Inspiriert und kopiert
Meister der Renaissance: Die Berliner Gemäldegalerie zeigt Bilder der verschwägerten Maler Andrea Mantegna und Giovanni Bellini
Fabian Schmidt-Ahmad

Die Entdeckung der Individualität in der Renaissance rückte auch die Künstlerpersönlichkeit aus dem Schatten von Meisterwerkstätten. Was das konkret heißt, wird in einer großangelegten Schau zu den beiden Renaissance-Meistern Andrea Mantegna (1431–1506) und Giovanni Bellini (um 1437–1516) der Berliner Gemäldegalerie in Zusammenarbeit mit der National Gallery London deutlich. Mit rund hundert Werken wird hier erstmals ihrer wechselweisen Beeinflussung nachgegangen.

Mantegna ist hier gewissermaßen der Repräsentant des Neuen. In bescheidene Verhältnisse hineingeboren – sein Vater war Zimmermann in Padua –, wird er allein durch sein überragendes Talent früh entdeckt und gefördert. Am Ende wird das Wunderkind auf eine bewegte Karriere zurückblicken können, die ihn zum wohl bekanntesten Maler seiner Zeit machte. Als „neuen Apollon“ huldigt ihm die Inschrift in seiner Grabkapelle in Mantua. Tatsächlich ist der griechische Gott des Ebenmaßes gezielt gewählt.

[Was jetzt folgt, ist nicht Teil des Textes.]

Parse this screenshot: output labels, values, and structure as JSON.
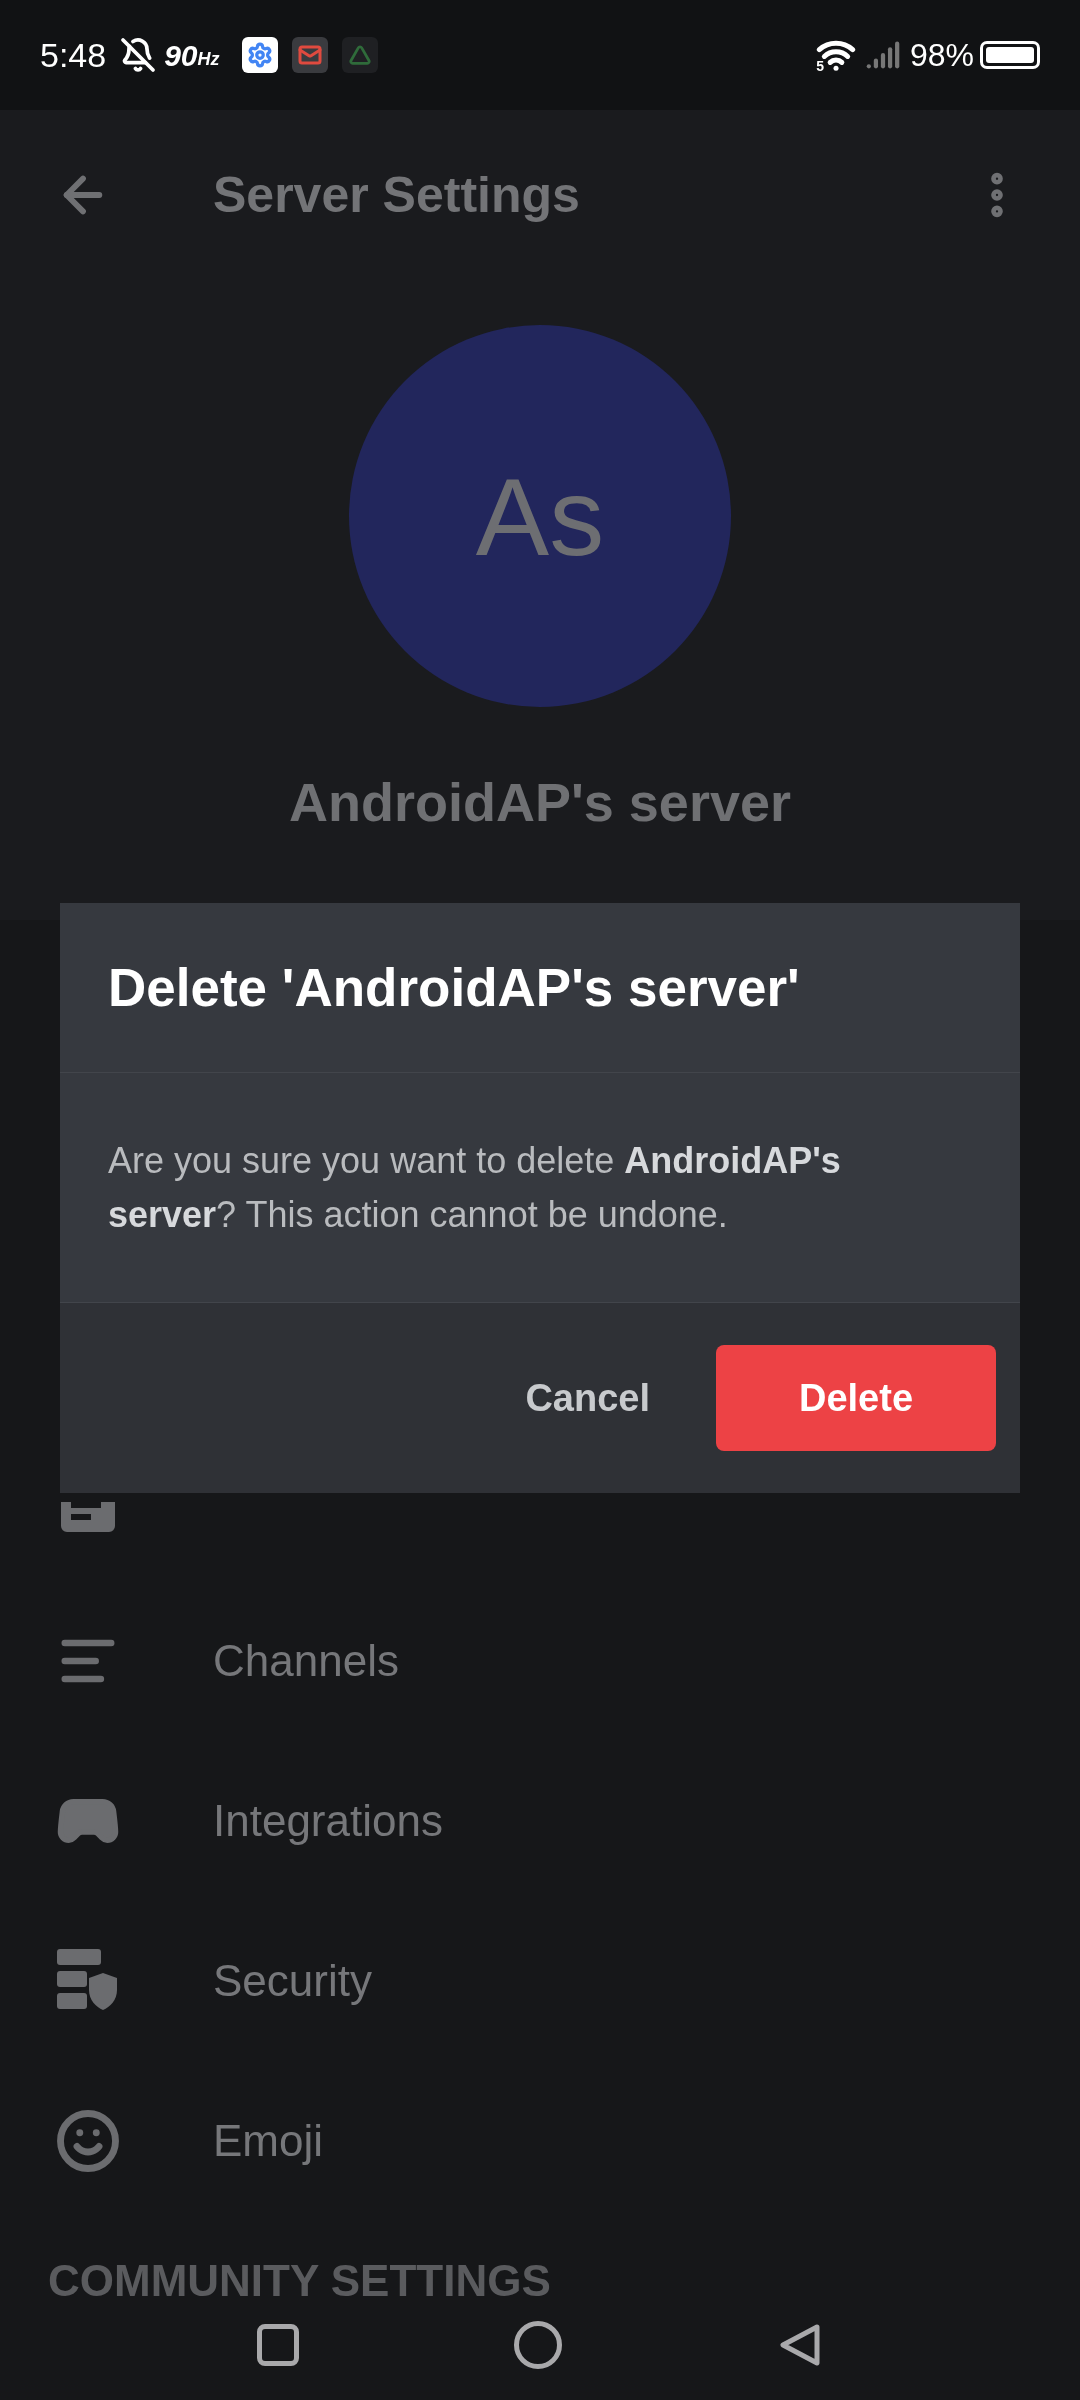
{
  "status_bar": {
    "time": "5:48",
    "refresh_rate": "90",
    "refresh_unit": "Hz",
    "wifi_band": "5",
    "battery": "98%"
  },
  "app_bar": {
    "title": "Server Settings"
  },
  "server": {
    "initials": "As",
    "name": "AndroidAP's server"
  },
  "menu": [
    {
      "kind": "hidden"
    },
    {
      "kind": "hidden"
    },
    {
      "kind": "audit"
    },
    {
      "kind": "channels",
      "label": "Channels"
    },
    {
      "kind": "integrations",
      "label": "Integrations"
    },
    {
      "kind": "security",
      "label": "Security"
    },
    {
      "kind": "emoji",
      "label": "Emoji"
    }
  ],
  "community_header": "COMMUNITY SETTINGS",
  "dialog": {
    "title": "Delete 'AndroidAP's server'",
    "message": "Are you sure you want to delete **AndroidAP's server**? This action cannot be undone.",
    "cancel": "Cancel",
    "confirm": "Delete"
  }
}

Den Eindruck von räumlicher Tiefe vermittelt

 Neue Techniken zur malerischen Erschließung des Raumes nimmt der junge Mantegna begierig auf; seine Arbeiten sind häufig selbstbewußt signiert. Noch im Alter wird er beständig experimentieren: illusionistische Malerei, Kunstdruck, Kupferstich – was Steigerung des Ausdrucks, Vergrößerung der Wirkung verspricht, er probiert sich aus. Nicht von ungefähr wird sein großes Vorbild mit Donatello ein Bildhauer werden. Auch seine Figuren wirken mit ihrer starken Umzeichnung oft wie plastische Körper.

Die perspektivische Verkürzung eines liegenden Körpers, um gekonnt den Eindruck von räumlicher Tiefe zu vermitteln, wir sehen sie beispielsweise auf der Darstellung der Jünger von Christus am Ölberg. Und noch eine Vorliebe Mantegnas wird hier ersichtlich. Die dargestellte Architektur in seinen Bildern ist nicht einfach schmückendes Beiwerk, sondern wird für ihn mit ihrer klaren Linienführung machtvolles Instrument zur Konstruktion des Raumes, dem sich sogar die Gestalt der Heiligen und Christus selbst unterwerfen.

Anders dagegen Bellini. Als Kind einer im mächtigen Venedig hochangesehenen Malerfamilie ist sein Lebensweg vorgegeben. Nicht nur umgibt ihn sein älterer Bruder Gentile als Vorbild, auch ist Bellini zurückhaltender im Ausprobieren von Neuem. Er bewegt sich stärker in der Tradition des Werkstattmalers, der sich weniger individuellen Eingebungen als einem überkommenen Erbe verpflichtet fühlt. Deutlich wird dies beispielsweise bei den Madonnenbildern, die Bellini seltener variiert.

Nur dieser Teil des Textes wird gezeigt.